What is missing is not evidence.
It is willingness.
Closing — The Problem Is Not a Lack of Data
By the time you have read enough autism research, a pattern sets in. Not in the findings, but in the framing. Another year passes. Another paper is published. The language shifts slightly—more careful, more qualified, more attuned to variability—but the underlying story remains intact. Autism is still something to be explained by what is missing, delayed, or insufficiently developed.
This repetition is often mistaken for consensus. It is not.
The stagnation in the field is not a result of ignorance. The limitations of core-deficit models have been articulated clearly and repeatedly. Nor is it the result of malice. Most researchers working in this area are careful, well-intentioned, and genuinely concerned with improving outcomes for autistic people.

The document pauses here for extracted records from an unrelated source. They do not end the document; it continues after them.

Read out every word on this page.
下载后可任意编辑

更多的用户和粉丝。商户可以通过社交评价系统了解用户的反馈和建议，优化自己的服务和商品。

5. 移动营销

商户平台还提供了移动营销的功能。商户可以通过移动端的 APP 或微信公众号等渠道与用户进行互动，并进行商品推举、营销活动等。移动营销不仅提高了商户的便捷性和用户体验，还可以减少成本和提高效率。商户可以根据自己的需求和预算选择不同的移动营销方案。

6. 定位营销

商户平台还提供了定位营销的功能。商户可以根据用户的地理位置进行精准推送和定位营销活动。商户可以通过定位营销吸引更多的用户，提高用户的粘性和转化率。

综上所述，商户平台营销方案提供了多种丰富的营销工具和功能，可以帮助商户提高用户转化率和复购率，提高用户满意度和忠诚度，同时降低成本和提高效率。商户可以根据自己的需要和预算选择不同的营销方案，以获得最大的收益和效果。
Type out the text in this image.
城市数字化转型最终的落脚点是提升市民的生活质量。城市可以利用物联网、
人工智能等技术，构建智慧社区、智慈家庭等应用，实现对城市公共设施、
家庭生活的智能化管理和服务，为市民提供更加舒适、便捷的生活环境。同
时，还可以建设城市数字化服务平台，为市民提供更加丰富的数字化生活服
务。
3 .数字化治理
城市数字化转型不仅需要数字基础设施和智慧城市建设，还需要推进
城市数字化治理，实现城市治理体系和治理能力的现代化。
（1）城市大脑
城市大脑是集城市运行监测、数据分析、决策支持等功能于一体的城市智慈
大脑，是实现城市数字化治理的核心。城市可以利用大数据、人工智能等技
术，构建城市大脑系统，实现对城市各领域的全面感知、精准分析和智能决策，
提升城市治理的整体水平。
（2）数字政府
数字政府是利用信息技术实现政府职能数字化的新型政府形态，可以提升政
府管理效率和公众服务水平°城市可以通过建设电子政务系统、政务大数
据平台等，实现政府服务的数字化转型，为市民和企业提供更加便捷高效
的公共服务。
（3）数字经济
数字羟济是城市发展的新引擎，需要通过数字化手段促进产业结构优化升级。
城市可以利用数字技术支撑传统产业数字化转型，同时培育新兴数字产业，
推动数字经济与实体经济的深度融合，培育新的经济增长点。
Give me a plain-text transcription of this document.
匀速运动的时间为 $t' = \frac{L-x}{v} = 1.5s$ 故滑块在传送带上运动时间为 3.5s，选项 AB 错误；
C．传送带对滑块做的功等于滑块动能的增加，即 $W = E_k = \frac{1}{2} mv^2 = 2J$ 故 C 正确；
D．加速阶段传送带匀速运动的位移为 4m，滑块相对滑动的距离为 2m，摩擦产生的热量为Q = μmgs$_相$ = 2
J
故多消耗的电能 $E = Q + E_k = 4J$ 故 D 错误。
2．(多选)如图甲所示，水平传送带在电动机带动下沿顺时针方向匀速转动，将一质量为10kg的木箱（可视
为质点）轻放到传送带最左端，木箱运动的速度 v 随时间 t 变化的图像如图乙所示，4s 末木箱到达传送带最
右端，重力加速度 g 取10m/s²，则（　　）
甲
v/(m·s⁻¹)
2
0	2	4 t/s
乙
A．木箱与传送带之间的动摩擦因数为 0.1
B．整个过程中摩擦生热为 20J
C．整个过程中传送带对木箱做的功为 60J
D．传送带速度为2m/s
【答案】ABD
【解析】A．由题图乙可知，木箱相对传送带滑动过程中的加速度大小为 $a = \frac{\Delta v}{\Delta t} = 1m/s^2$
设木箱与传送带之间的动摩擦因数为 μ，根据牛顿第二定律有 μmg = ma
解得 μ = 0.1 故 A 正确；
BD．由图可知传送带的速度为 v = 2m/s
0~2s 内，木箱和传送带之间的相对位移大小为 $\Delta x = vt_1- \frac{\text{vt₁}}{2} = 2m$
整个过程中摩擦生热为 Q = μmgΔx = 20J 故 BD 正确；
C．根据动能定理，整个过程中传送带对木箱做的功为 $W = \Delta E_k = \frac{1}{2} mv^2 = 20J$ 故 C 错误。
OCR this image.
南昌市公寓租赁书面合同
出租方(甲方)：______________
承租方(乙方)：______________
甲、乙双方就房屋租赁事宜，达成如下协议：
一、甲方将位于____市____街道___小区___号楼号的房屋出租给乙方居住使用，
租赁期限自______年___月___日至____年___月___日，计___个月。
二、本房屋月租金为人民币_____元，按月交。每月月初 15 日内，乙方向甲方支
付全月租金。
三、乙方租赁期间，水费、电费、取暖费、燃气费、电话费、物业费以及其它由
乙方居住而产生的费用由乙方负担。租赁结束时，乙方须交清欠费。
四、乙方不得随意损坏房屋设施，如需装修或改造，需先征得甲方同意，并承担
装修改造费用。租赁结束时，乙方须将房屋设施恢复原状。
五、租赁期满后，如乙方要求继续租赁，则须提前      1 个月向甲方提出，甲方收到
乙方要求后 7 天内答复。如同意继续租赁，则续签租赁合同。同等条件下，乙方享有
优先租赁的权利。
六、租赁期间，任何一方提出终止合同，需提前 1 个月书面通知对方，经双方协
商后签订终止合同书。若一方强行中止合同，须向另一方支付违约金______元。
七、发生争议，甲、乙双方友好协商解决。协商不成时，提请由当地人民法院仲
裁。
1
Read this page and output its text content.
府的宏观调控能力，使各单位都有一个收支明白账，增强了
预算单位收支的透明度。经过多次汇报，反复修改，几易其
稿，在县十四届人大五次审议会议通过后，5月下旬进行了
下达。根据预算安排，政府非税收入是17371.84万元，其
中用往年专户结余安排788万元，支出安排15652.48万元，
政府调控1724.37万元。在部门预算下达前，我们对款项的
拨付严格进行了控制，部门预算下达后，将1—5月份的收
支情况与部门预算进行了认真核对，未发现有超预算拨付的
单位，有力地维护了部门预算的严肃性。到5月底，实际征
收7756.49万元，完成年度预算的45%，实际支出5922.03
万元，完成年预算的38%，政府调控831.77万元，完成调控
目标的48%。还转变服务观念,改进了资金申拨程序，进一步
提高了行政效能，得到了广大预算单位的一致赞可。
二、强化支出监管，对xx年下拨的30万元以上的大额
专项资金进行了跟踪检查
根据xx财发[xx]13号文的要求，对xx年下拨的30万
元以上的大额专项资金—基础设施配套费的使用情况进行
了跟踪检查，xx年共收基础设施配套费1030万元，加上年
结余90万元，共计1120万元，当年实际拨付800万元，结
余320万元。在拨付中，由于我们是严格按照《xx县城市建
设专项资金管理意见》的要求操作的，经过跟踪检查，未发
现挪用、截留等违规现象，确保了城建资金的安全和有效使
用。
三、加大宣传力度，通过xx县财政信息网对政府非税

The problem is more structural than that.
It is a persistent refusal to relinquish deficit frames, even when they no longer explain what the data show. It is the continued use of methods that cannot see gestalt processing as language because they were never designed to. It is the quiet decision, made again and again, to interpret difference as approximation rather than as architecture.
The study by Kritsotakis and Morfidi does not stand out because it is unusually flawed. It stands out because it is so representative of where the field remains. Careful measurement. Thoughtful caveats. And a framework that still cannot recognise a perfectly ordinary human way of making meaning unless it resembles the one it already knows how to measure.
Gestalt language processing does not need to be defended as an exception.
It needs to be recognised as one of the ways humans make meaning—across a lifetime.
Until that recognition becomes possible within mainstream research, we will continue to see the same conclusions repackaged each year, and the same lives misunderstood—not because the evidence is lacking, but because the frame refuses to move.